Richelieu Hardware Ltd. manufactures, imports, and distributes specialty hardware and complementary products in North America. The company’s principal product categories include furniture, glass and building decorative and functional hardware, lighting systems, finishing and decorating products, ergonomic workstation components, kitchen and closet storage solutions, sliding door systems, decorative and functional panels, high-pressure laminates, and floor protection products. It also manufactures veneer sheets and edge banding products; and various decorative moldings and components for the window and door industry. The company serves kitchen and bathroom cabinet, storage and closet, home and office furniture manufacturers; residential and commercial woodworkers; and hardware retailers, such as renovation superstores. Richelieu Hardware Ltd. was founded in 1968 and is headquartered in Montreal, Canada.

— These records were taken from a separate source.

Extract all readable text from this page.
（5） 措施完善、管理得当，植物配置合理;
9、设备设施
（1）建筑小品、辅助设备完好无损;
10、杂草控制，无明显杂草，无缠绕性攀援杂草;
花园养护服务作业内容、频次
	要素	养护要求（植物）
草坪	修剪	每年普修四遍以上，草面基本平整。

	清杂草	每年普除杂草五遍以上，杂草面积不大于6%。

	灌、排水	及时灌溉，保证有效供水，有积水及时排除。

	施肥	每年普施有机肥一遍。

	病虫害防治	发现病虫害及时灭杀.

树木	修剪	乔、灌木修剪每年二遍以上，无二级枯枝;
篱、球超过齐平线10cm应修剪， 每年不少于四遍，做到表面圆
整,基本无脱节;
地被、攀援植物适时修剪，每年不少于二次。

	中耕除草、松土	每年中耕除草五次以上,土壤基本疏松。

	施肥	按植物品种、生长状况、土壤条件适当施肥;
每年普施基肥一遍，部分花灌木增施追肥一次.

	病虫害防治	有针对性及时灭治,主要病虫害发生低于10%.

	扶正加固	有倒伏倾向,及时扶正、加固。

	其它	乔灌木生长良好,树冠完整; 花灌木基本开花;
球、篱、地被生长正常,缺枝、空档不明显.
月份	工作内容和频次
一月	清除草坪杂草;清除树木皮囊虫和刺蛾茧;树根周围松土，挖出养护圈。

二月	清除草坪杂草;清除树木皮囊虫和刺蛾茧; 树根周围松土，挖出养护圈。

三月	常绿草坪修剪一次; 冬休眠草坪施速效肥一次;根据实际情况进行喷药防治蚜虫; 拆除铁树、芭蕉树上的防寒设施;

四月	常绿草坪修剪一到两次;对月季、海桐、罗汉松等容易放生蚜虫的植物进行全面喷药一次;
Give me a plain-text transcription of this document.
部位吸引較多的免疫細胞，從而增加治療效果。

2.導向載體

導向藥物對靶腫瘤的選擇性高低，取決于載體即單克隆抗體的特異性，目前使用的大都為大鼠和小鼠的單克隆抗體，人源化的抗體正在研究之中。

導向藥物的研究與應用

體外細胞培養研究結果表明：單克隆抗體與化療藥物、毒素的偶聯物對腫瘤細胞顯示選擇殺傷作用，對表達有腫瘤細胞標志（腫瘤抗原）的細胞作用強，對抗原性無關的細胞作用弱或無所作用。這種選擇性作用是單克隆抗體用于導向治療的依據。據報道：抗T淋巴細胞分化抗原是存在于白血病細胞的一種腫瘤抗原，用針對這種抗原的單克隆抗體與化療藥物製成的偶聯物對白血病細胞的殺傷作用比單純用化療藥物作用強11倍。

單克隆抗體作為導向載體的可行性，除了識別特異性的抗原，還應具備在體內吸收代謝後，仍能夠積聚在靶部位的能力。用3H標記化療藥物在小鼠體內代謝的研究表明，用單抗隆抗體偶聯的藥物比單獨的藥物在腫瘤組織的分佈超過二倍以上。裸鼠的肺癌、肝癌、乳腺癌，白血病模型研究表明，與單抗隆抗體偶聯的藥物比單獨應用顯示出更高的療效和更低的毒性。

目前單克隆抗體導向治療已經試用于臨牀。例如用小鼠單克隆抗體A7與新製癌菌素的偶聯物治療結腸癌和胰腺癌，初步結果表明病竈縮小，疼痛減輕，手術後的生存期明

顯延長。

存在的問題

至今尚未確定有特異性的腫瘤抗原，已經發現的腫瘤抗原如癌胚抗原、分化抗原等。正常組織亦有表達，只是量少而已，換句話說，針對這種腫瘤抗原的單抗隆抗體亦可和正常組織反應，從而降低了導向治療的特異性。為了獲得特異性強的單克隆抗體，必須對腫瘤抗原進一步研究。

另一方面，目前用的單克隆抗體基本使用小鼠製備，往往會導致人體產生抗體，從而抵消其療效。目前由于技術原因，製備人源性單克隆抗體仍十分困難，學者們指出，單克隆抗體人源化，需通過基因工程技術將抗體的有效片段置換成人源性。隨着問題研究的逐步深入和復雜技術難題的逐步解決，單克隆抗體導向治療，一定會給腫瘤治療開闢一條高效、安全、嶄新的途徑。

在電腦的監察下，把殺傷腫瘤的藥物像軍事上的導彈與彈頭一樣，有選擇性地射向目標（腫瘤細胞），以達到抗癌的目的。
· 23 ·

Meanwhile, the other companies on my watchlist continue firm with their dividends and operating results. We are still in a recession and in the middle of a pandemic. So I am aware that business results might get affected this year and potentially next year. Stock price might react to that as well. But the key is to monitor operating results, so that if a business reports poor results, we can determine if that’s a temporary issue or a permanent impair to capital. It’s the CEO and management’s job to figure out how to continue to grow their business in these conditions. Ours is to find quality companies that meet our criteria and partner with them when sound valuation appear. Strong companies react and adapt, and they tend to emerge strong from crisis. A portfolio allocated to these companies will perform as a function of how these business perform. So don’t let a company price or a macro environment such as a recession or uncertainty to distract from quality business that might be trading at fair valuation. A diversified portfolio of these companies tend to do well overtime, and dividends can be reinvested or cashed out as needed.